Metalwork is almost the only form in which the earliest Anglo-Saxon art has survived, mostly in Germanic-style jewellery (including fittings for clothes and weapons) which was, before the Christianization of Anglo-Saxon England, commonly placed in burials. After the conversion, which took most of the 7th century, the fusion of Germanic Anglo-Saxon, Celtic and Late Antique techniques and motifs, together with the requirement for books, created Hiberno-Saxon style, or Insular art, which is also seen in illuminated manuscripts and some carved stone and ivory, probably mostly drawing from decorative metalwork motifs, and with further influences from the British Celts of the west and the Franks. The Kingdom of Northumbria in the far north of England was the crucible of Insular style in Britain, at centres such as Lindisfarne, founded c. 635 as an offshoot of the Irish monastery on Iona, and Monkwearmouth-Jarrow Abbey (674) which looked to the continent. At about the same time as the Insular Lindisfarne Gospels was being made in the early 8th century, the Vespasian Psalter from Canterbury in the far south, which the missionaries from Rome had made their headquarters, shows a wholly different, classically based art. These two styles mixed and developed together and by the following century the resulting Anglo-Saxon style had reached maturity.

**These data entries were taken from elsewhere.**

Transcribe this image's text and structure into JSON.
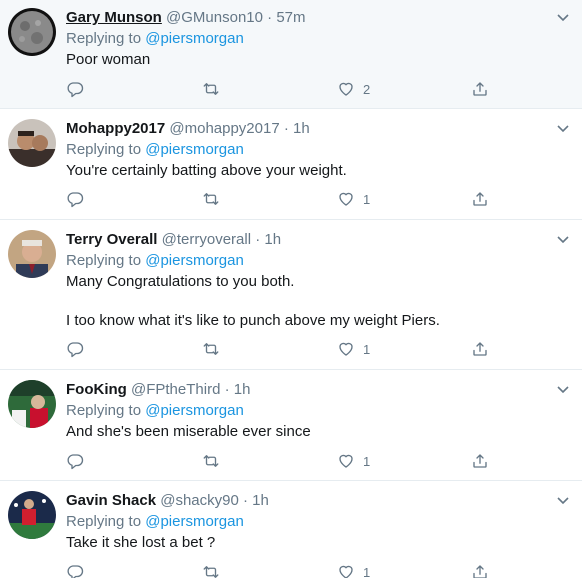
{
  "replying_label": "Replying to",
  "colors": {
    "accent": "#1b95e0",
    "muted": "#657786",
    "highlight_bg": "#f5f8fa",
    "divider": "#e6ecf0"
  },
  "icons": {
    "reply": "reply-icon",
    "retweet": "retweet-icon",
    "like": "like-icon",
    "share": "share-icon",
    "more": "chevron-down-icon"
  },
  "tweets": [
    {
      "name": "Gary Munson",
      "handle": "@GMunson10",
      "dot": "·",
      "time": "57m",
      "mention": "@piersmorgan",
      "text": [
        "Poor woman"
      ],
      "likes": "2"
    },
    {
      "name": "Mohappy2017",
      "handle": "@mohappy2017",
      "dot": "·",
      "time": "1h",
      "mention": "@piersmorgan",
      "text": [
        "You're certainly batting above your weight."
      ],
      "likes": "1"
    },
    {
      "name": "Terry Overall",
      "handle": "@terryoverall",
      "dot": "·",
      "time": "1h",
      "mention": "@piersmorgan",
      "text": [
        "Many Congratulations to you both.",
        "I too know what it's like to punch above my weight Piers."
      ],
      "likes": "1"
    },
    {
      "name": "FooKing",
      "handle": "@FPtheThird",
      "dot": "·",
      "time": "1h",
      "mention": "@piersmorgan",
      "text": [
        "And she's been miserable ever since"
      ],
      "likes": "1"
    },
    {
      "name": "Gavin Shack",
      "handle": "@shacky90",
      "dot": "·",
      "time": "1h",
      "mention": "@piersmorgan",
      "text": [
        "Take it she lost a bet ?"
      ],
      "likes": "1"
    }
  ]
}
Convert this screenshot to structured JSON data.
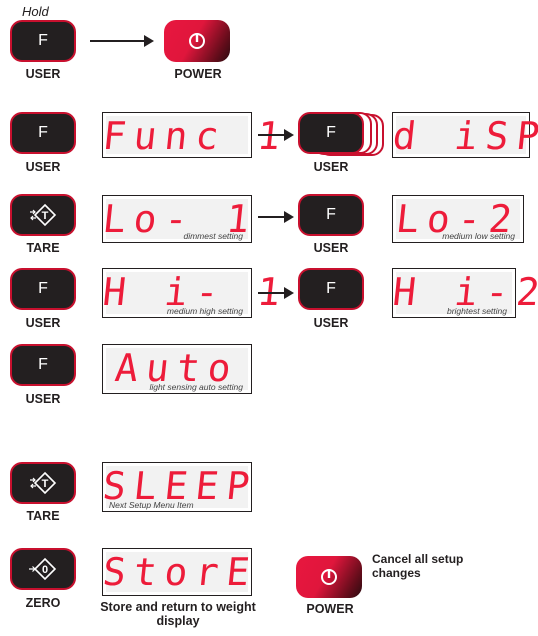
{
  "hold_label": "Hold",
  "keys": {
    "f": "F",
    "user": "USER",
    "tare": "TARE",
    "zero": "ZERO",
    "power": "POWER"
  },
  "displays": {
    "func1": "Func 1",
    "displ": "d iSPL",
    "lo1": "Lo- 1",
    "lo2": "Lo-2",
    "hi1": "H i- 1",
    "hi2": "H i-2",
    "auto": "Auto",
    "sleep": "SLEEP",
    "store": "StorE"
  },
  "captions": {
    "lo1": "dimmest setting",
    "lo2": "medium low setting",
    "hi1": "medium high setting",
    "hi2": "brightest setting",
    "auto": "light sensing auto setting",
    "sleep": "Next Setup Menu Item"
  },
  "notes": {
    "store": "Store and return to weight display",
    "cancel": "Cancel all setup changes"
  },
  "icons": {
    "power": "power-icon",
    "tare": "tare-icon",
    "zero": "zero-icon",
    "arrow": "arrow-right-icon"
  },
  "colors": {
    "segment": "#ed1c3a",
    "key_border": "#c8102e",
    "key_fill": "#231f20"
  }
}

However Anglo-Saxon society was massively disrupted in the 9th century, especially the later half, by the Viking invasions, and the number of significant objects surviving falls considerably, and their dating becomes even vaguer than of those from a century before. Most monasteries in the north were closed for decades, if not forever, and after the Canterbury Bible of before 850, perhaps well before, "no major illuminated manuscript is known until well on into the tenth century". King Alfred (r. 871-899) held the Vikings back to a line running diagonally across the middle of England, above which they settled in the Danelaw, and were gradually integrated into what was now a unified Anglo-Saxon kingdom. The final phase of Anglo-Saxon art is known as the Winchester School or style, though it was produced in many centres in the south of England, and perhaps the Midlands also. Elements of this begin to be seen from around 900, but the first major manuscripts only appear around the 930s. The style combined influences from the continental art of the Holy Roman Empire with elements of older English art, and some particular elements including a nervous agitated style of drapery, sometimes matched by figures, especially in line drawings, which are the only images in many manuscripts, and were to remain especially prominent in medieval English art.